玉簪在晨光下流轉著柔和的光澤,與她這身樸素的打扮相比,顯得有些格格不入的紮眼。她能清晰地感覺到,簪身隱隱散發著一絲極淡的、若有若無的牽引力,如同冰冷的蛛絲,遙遙係向某個方向。
她知道,那是蘇明嫿留下的印記,是引她步入死局的誘餌。
而她袖中暗袋深處,那支經過寒潭淬煉、觸手微涼的檀木簪,正安靜地蟄伏著,如同她此刻的心境,冰冷而沉靜,等待著致命一擊的時刻。
高台之上,幾位主持考核的長老已然就位。蘇明嫿依舊站在長老身側,一襲月白裙裳,姿容清麗,氣質出塵。

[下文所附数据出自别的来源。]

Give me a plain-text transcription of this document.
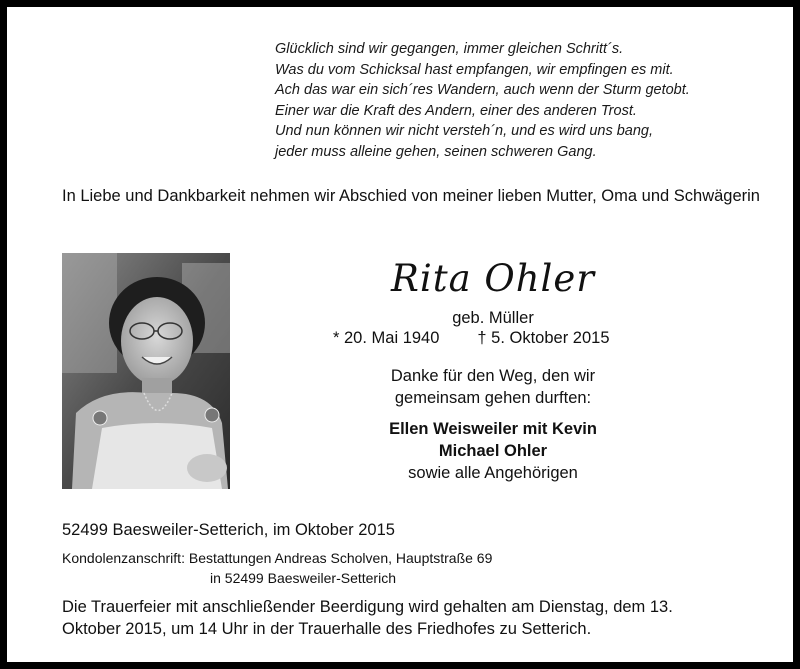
Glücklich sind wir gegangen, immer gleichen Schritt´s.
Was du vom Schicksal hast empfangen, wir empfingen es mit.
Ach das war ein sich´res Wandern, auch wenn der Sturm getobt.
Einer war die Kraft des Andern, einer des anderen Trost.
Und nun können wir nicht versteh´n, und es wird uns bang,
jeder muss alleine gehen, seinen schweren Gang.
In Liebe und Dankbarkeit nehmen wir Abschied von meiner lieben Mutter, Oma und Schwägerin
Rita Ohler
geb. Müller
* 20. Mai 1940 † 5. Oktober 2015
Danke für den Weg, den wir
gemeinsam gehen durften:
Ellen Weisweiler mit Kevin
Michael Ohler
sowie alle Angehörigen
52499 Baesweiler-Setterich, im Oktober 2015
Kondolenzanschrift: Bestattungen Andreas Scholven, Hauptstraße 69
in 52499 Baesweiler-Setterich
Die Trauerfeier mit anschließender Beerdigung wird gehalten am Dienstag, dem 13.
Oktober 2015, um 14 Uhr in der Trauerhalle des Friedhofes zu Setterich.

她的目光狀似無意地掃過台下,在雲昭發間那支玉簪上微微停頓了一瞬,唇角勾起一抹極淡的、幾乎無人察覺的滿意弧度。
“迷蹤林考核,現在開始!”執事長老聲如洪鐘,宣布規則,“林中路徑自選,限時兩個時辰。不得惡意攻擊同門,不得破壞林中陣法根基,違者重罰!遇到危險或自覺無法堅持,可捏碎手中玉符,自會有人接引你們出來,但同時也意味著放棄考核!”
弟子們依次上前,領取一枚用來求救和棄權的青色玉符。
輪到雲昭時,發放玉符的執事弟子看了她一眼,似乎想說什麼,最終隻是公事公辦地將玉符遞給她。雲昭默默接過,指尖觸及玉符冰涼的表殼,心中冷笑。這玉符,前世她直至被打入深淵都未曾有機會捏碎。

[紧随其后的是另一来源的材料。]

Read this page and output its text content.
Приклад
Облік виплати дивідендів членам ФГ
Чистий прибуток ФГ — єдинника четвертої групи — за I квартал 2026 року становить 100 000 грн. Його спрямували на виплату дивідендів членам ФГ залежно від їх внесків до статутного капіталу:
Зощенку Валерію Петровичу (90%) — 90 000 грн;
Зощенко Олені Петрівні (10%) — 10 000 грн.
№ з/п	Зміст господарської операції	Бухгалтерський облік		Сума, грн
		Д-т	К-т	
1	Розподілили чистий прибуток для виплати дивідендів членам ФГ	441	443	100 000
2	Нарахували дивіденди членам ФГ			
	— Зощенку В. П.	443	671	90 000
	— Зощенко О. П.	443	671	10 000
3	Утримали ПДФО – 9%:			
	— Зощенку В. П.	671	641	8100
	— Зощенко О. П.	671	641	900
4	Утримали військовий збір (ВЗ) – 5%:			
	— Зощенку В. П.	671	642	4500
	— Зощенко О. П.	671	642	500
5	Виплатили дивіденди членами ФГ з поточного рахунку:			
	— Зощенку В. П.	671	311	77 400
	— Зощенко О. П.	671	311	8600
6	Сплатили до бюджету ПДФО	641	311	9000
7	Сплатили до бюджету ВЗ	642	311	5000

“入林!”隨著長老一聲令下,弟子們紛紛施展身法,如同離弦之箭般射入那被濃霧籠罩的密林入口,身影迅速被灰白色的霧氣吞沒。
雲昭並不著急,她混在幾個實力中遊的弟子中間,不緊不慢地踏入林中。
一入迷蹤林,周圍的景象瞬間大變。參天古木遮天蔽日,濃鬱的霧氣不僅阻礙視線,似乎連聲音都被吞噬了大半,隻剩下腳下踩著落葉枯枝的沙沙聲和自己有些放大的心跳聲。空氣中彌漫著潮濕的泥土和腐爛植物的氣息,還有一種淡淡的、令人心神不寧的瘴氣。
前方的弟子們很快便根據各自選擇的方向分散開來,身影消失在霧靄與樹影之後。
雲昭根據玉簪上傳來的那絲微弱牽引,選擇了一條看似偏僻少人的路徑。她步伐看似謹慎小心,甚至帶著幾分怯懦的猶豫,仿佛每一步都走得戰戰兢兢,實則心神高度集中,眼觀六路,耳聽八方。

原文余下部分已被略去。